Rohingya refugees still fleeing to Bangladesh with crisis in third month

3 November 2017

In Bangladesh, UNHCR, the UN Refugee Agency, and our partners are providing urgent aid and seeking shelter for Rohingya refugees who arrived from Myanmar yesterday and on Wednesday.

According to the Bangladesh border guards, some 3,000 refugees arrived through the Anjuman Para border crossing between Wednesday evening and Thursday morning. They waited in the paddy fields near the border, where Action Contre la Faim sent food and UNICEF distributed water from a boat. Médecins Sans Frontières identified and brought in people who needed urgent medical attention. UNHCR distributed tokens for relief supplies to be collected further inland when they find a place to settle.

As of this morning, more than 2,000 of them have moved towards UNHCR’s transit centre near Kutupalong camp, including some vulnerable refugees who were taken by bus. This comes as our staff just relocated over 400 recent arrivals to a new extension to Kutupalong camp.

At the transit centre, the new arrivals have been given health checks, food, water and basic supplies for a few days before they are relocated to Kutupalong Extension.

New arrivals who spent the night near the border are being directed towards Kutupalong Extension site today.

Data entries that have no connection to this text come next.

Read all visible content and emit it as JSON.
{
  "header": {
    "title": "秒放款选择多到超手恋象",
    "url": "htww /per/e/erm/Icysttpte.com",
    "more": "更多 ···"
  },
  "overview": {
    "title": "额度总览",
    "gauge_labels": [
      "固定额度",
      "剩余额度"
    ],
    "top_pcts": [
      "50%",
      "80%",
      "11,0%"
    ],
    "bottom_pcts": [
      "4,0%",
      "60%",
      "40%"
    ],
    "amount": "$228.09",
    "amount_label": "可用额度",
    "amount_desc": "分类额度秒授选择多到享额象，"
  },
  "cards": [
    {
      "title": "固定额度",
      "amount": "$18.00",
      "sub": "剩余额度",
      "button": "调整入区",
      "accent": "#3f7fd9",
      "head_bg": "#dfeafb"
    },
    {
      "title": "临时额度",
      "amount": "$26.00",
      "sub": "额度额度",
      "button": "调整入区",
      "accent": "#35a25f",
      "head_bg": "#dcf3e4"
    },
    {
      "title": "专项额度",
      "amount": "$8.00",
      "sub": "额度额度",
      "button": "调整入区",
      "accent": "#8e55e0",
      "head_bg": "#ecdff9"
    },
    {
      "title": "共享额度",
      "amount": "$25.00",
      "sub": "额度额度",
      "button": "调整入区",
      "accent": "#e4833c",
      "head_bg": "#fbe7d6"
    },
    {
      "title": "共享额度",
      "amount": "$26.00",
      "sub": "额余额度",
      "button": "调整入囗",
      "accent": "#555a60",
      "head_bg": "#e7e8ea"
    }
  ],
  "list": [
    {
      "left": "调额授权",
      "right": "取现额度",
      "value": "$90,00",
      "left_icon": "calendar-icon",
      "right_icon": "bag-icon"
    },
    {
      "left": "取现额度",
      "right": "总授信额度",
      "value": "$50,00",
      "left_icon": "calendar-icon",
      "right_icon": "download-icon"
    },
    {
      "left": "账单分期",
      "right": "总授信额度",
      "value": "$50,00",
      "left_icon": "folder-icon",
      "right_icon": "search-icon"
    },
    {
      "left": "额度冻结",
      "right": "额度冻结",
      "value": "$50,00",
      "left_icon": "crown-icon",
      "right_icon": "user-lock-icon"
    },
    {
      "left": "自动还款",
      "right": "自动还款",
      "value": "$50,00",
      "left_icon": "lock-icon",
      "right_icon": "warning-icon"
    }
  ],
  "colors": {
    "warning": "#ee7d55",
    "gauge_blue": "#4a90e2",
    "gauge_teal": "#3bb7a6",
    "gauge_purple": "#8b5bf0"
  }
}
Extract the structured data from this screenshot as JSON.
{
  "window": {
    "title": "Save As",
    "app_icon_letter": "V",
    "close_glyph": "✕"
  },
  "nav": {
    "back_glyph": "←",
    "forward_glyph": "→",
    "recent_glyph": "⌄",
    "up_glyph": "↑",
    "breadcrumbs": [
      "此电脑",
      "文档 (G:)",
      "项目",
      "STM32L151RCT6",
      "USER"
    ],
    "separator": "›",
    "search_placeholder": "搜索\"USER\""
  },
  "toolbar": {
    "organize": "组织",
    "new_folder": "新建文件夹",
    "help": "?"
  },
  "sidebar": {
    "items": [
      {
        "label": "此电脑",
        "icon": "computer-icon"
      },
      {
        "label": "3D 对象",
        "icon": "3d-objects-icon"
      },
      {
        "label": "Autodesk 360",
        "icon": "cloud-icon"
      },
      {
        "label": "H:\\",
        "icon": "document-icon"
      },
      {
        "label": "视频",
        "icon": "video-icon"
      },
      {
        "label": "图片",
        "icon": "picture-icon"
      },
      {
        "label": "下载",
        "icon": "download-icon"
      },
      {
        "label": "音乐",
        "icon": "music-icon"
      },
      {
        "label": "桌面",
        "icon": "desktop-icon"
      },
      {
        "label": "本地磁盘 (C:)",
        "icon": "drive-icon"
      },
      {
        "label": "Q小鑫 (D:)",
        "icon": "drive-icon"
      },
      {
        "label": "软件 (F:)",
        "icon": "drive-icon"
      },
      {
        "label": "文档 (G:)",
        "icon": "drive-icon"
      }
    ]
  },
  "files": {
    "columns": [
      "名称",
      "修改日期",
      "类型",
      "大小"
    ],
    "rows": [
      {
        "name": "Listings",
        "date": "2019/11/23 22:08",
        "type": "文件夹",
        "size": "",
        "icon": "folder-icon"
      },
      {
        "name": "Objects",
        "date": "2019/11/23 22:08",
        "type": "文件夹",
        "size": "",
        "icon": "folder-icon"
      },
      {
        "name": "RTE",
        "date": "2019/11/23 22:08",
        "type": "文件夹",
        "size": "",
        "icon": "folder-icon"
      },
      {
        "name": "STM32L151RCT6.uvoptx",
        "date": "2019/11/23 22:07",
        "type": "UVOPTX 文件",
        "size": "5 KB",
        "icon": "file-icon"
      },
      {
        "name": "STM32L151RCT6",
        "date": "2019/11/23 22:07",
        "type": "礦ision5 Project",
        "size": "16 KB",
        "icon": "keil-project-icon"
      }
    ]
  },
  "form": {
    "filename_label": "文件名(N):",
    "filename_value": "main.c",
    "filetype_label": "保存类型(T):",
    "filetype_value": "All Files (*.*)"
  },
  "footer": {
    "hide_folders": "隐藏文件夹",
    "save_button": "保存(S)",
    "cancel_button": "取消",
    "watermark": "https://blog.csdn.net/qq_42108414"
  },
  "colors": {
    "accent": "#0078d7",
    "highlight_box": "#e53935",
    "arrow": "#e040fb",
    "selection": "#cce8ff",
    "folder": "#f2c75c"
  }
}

UNHCR’s Assistant High Commissioner for Protection Volker Türk concluded on Wednesday a visit to Myanmar, during which he reiterated UN calls for unrestricted humanitarian access to all communities in need in Rakhine State.

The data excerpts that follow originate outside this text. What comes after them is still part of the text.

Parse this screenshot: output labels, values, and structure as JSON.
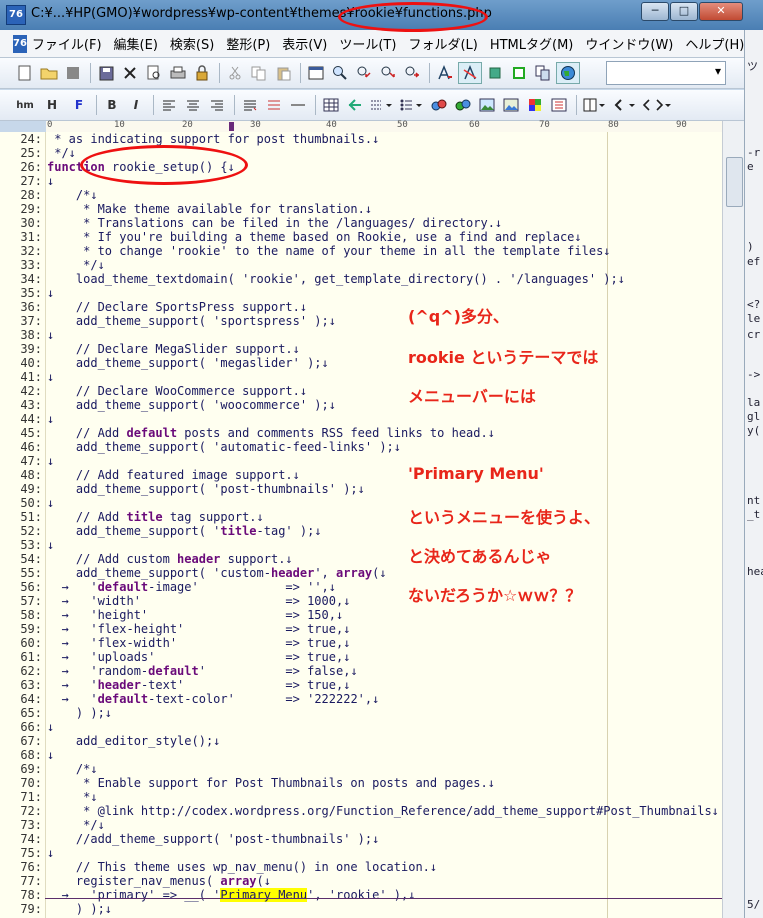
{
  "window": {
    "title": "C:¥...¥HP(GMO)¥wordpress¥wp-content¥themes¥rookie¥functions.php",
    "app_icon_text": "76",
    "buttons": [
      "─",
      "□",
      "✕"
    ]
  },
  "menu": [
    "ファイル(F)",
    "編集(E)",
    "検索(S)",
    "整形(P)",
    "表示(V)",
    "ツール(T)",
    "フォルダ(L)",
    "HTMLタグ(M)",
    "ウインドウ(W)",
    "ヘルプ(H)"
  ],
  "toolbar2": {
    "hm": "hm",
    "h": "H",
    "f": "F",
    "b": "B",
    "i": "I"
  },
  "ruler": [
    "0",
    "10",
    "20",
    "30",
    "40",
    "50",
    "60",
    "70",
    "80",
    "90"
  ],
  "code_lines": [
    {
      "n": "24",
      "t": " * as indicating support for post thumbnails.↓"
    },
    {
      "n": "25",
      "t": " */↓"
    },
    {
      "n": "26",
      "t": "function rookie_setup() {↓"
    },
    {
      "n": "27",
      "t": "↓"
    },
    {
      "n": "28",
      "t": "    /*↓"
    },
    {
      "n": "29",
      "t": "     * Make theme available for translation.↓"
    },
    {
      "n": "30",
      "t": "     * Translations can be filed in the /languages/ directory.↓"
    },
    {
      "n": "31",
      "t": "     * If you're building a theme based on Rookie, use a find and replace↓"
    },
    {
      "n": "32",
      "t": "     * to change 'rookie' to the name of your theme in all the template files↓"
    },
    {
      "n": "33",
      "t": "     */↓"
    },
    {
      "n": "34",
      "t": "    load_theme_textdomain( 'rookie', get_template_directory() . '/languages' );↓"
    },
    {
      "n": "35",
      "t": "↓"
    },
    {
      "n": "36",
      "t": "    // Declare SportsPress support.↓"
    },
    {
      "n": "37",
      "t": "    add_theme_support( 'sportspress' );↓"
    },
    {
      "n": "38",
      "t": "↓"
    },
    {
      "n": "39",
      "t": "    // Declare MegaSlider support.↓"
    },
    {
      "n": "40",
      "t": "    add_theme_support( 'megaslider' );↓"
    },
    {
      "n": "41",
      "t": "↓"
    },
    {
      "n": "42",
      "t": "    // Declare WooCommerce support.↓"
    },
    {
      "n": "43",
      "t": "    add_theme_support( 'woocommerce' );↓"
    },
    {
      "n": "44",
      "t": "↓"
    },
    {
      "n": "45",
      "t": "    // Add default posts and comments RSS feed links to head.↓"
    },
    {
      "n": "46",
      "t": "    add_theme_support( 'automatic-feed-links' );↓"
    },
    {
      "n": "47",
      "t": "↓"
    },
    {
      "n": "48",
      "t": "    // Add featured image support.↓"
    },
    {
      "n": "49",
      "t": "    add_theme_support( 'post-thumbnails' );↓"
    },
    {
      "n": "50",
      "t": "↓"
    },
    {
      "n": "51",
      "t": "    // Add title tag support.↓"
    },
    {
      "n": "52",
      "t": "    add_theme_support( 'title-tag' );↓"
    },
    {
      "n": "53",
      "t": "↓"
    },
    {
      "n": "54",
      "t": "    // Add custom header support.↓"
    },
    {
      "n": "55",
      "t": "    add_theme_support( 'custom-header', array(↓"
    },
    {
      "n": "56",
      "t": "  →   'default-image'            => '',↓"
    },
    {
      "n": "57",
      "t": "  →   'width'                    => 1000,↓"
    },
    {
      "n": "58",
      "t": "  →   'height'                   => 150,↓"
    },
    {
      "n": "59",
      "t": "  →   'flex-height'              => true,↓"
    },
    {
      "n": "60",
      "t": "  →   'flex-width'               => true,↓"
    },
    {
      "n": "61",
      "t": "  →   'uploads'                  => true,↓"
    },
    {
      "n": "62",
      "t": "  →   'random-default'           => false,↓"
    },
    {
      "n": "63",
      "t": "  →   'header-text'              => true,↓"
    },
    {
      "n": "64",
      "t": "  →   'default-text-color'       => '222222',↓"
    },
    {
      "n": "65",
      "t": "    ) );↓"
    },
    {
      "n": "66",
      "t": "↓"
    },
    {
      "n": "67",
      "t": "    add_editor_style();↓"
    },
    {
      "n": "68",
      "t": "↓"
    },
    {
      "n": "69",
      "t": "    /*↓"
    },
    {
      "n": "70",
      "t": "     * Enable support for Post Thumbnails on posts and pages.↓"
    },
    {
      "n": "71",
      "t": "     *↓"
    },
    {
      "n": "72",
      "t": "     * @link http://codex.wordpress.org/Function_Reference/add_theme_support#Post_Thumbnails↓"
    },
    {
      "n": "73",
      "t": "     */↓"
    },
    {
      "n": "74",
      "t": "    //add_theme_support( 'post-thumbnails' );↓"
    },
    {
      "n": "75",
      "t": "↓"
    },
    {
      "n": "76",
      "t": "    // This theme uses wp_nav_menu() in one location.↓"
    },
    {
      "n": "77",
      "t": "    register_nav_menus( array(↓"
    },
    {
      "n": "78",
      "t": "  →   'primary' => __( 'Primary Menu', 'rookie' ),↓"
    },
    {
      "n": "79",
      "t": "    ) );↓"
    }
  ],
  "annotation": [
    "(^q^)多分、",
    "rookie というテーマでは",
    "メニューバーには",
    "'Primary Menu'",
    "というメニューを使うよ、",
    "と決めてあるんじゃ",
    "ないだろうか☆ｗｗ？？"
  ],
  "right_pane_fragments": [
    "ツ",
    "-r",
    "e",
    ")",
    "ef",
    "<?",
    "le",
    "cr",
    "->",
    "la",
    "gl",
    "y(",
    "nt",
    "_t",
    "hea",
    "5/"
  ]
}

Türk stressed the right of return of refugees who fled from Rakhine State to Bangladesh over recent weeks and appealed for their safe, voluntary, and sustainable return home necessitating safety, protection and peaceful coexistence of all communities in Rakhine State.

UNHCR also emphasized the importance and the need for the robust and early involvement of development actors to engage and invest in community-based programmes in Rakhine State that create conditions that enable sustainable reintegration of returning refugees and benefit all communities in need.

Türk arrived to Bangladesh this morning where over the next four days he will visit refugee settlements in Cox’s Bazar and meet with Bangladeshi authorities in Dhaka.